Wait, Nigeria? Oh, my giddy aunt.

I have no racial or cultural beef with Nigeria, but it’s hard to turn a blind eye to the country’s apparent surfeit of scam artists. You know, all those spam e-mails you get offering untold and untraceable bajillions of dollars, if only you’ll help some war-scarred refugee set up an American bank account? Yeah.

I sure hope it’s nothing like this:

GREEETINGS

Now, let’s be clear – the above isn’t real. (It is, however, morbidly funny, and you can click on it to see it in a readable resolution.)

I’d really like to think there’s a chance this rumor could be the revelation of a real find. But when folks like Paul Vanezis, who personally restores many of the classic episodes to just-like-new quality for DVD release, goes on the (Twitter) record as saying that he’s heard of no such find, it’s also hard not to be skeptical. The BBC’s own official silence is, frankly, deafening.

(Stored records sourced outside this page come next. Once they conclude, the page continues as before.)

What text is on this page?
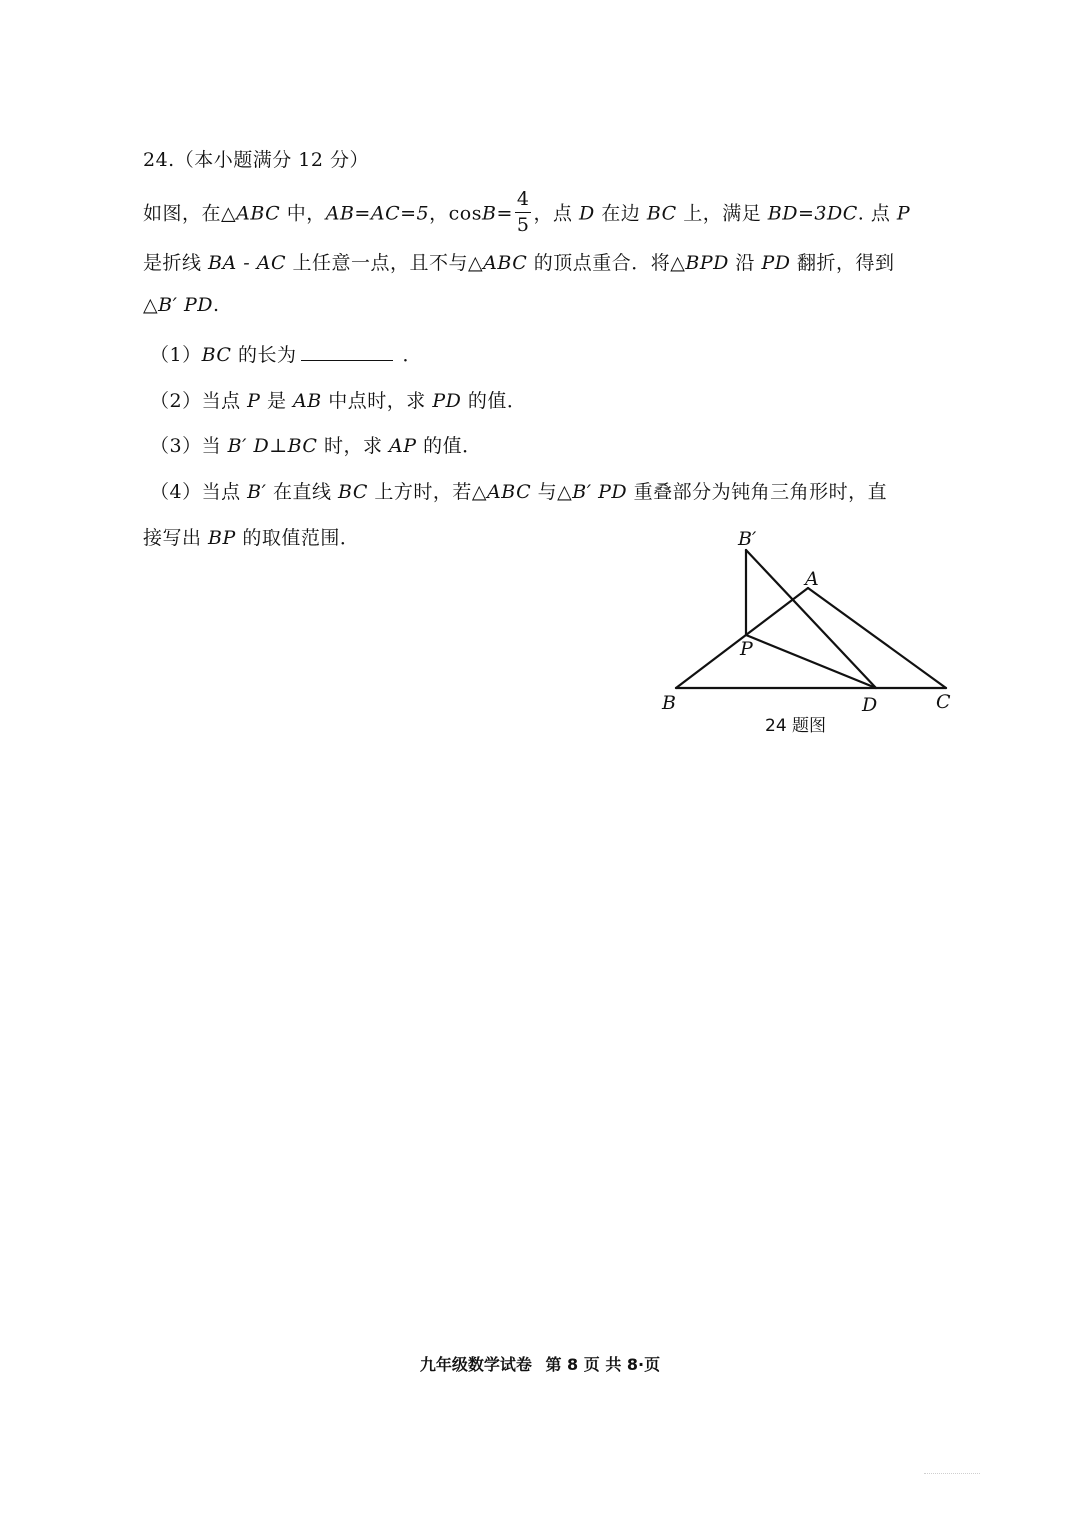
24.（本小题满分 12 分）
如图，在△ABC 中，AB=AC=5，$\cos B= \frac{4}{5}$ ，点 D 在边 BC 上，满足 BD=3DC. 点 P
是折线 BA - AC 上任意一点，且不与△ABC 的顶点重合．将△BPD 沿 PD 翻折，得到
△B′ PD.
（1）BC 的长为	．
（2）当点 P 是 AB 中点时，求 PD 的值．
（3）当 B′ D⊥BC 时，求 AP 的值．
（4）当点 B′ 在直线 BC 上方时，若△ABC 与△B′ PD 重叠部分为钝角三角形时，直
接写出 BP 的取值范围．	B′
A
P
B	D	C
24 题图
九年级数学试卷 第 8 页 共 8·页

No one will rejoice more than me if there are 90 episodes recovered. Hell, if there are 9 episodes recovered, it’s nothing short of a reason for a party at my place during which all 9 episodes will be watched back-to-back, likely with minimal potty breaks. Even if it’s just The Smugglers and The Highlanders and another random episode of The Enemy Of The World. But I won’t be too shocked if it’s all for nought. We’ve been down this road before.

As with all things, will believe when seen.

If it does turn out to be true, I’ll figure out some addendum to VWORP!1 when the time is right; either a further revision (third edition!?), or an addendum section in a future book. That’s something that, quite frankly, I’d love to have to do.

In the meantime, we just have to endure more waiting and more silence. Hey, we’re Doctor Who fans. We can handle silence, right?

SILENCE!

ADDENDUM 1: If you want to see this whole thing unfold in forum form, complete with links and quotes and reactions and a bunch of geeks alternating between stone cold cynicism and big watery trembling slowly-opening anime eyes, there is indeed a thread on this very topic in theLogBook’s own forum.

ADDENDUM 2: Of course, as of June 20th, we all know now that this was, while perhaps not a deliberate hoax, not something that was going to pan out the way we all wanted it to. It was fandom clicking its ruby slippers together and insisting that it does, in fact, believe in fairies. This being the internet, recriminations are, of course, forthcoming, and will solve nothing. I’ll have some further thoughts on this down the road.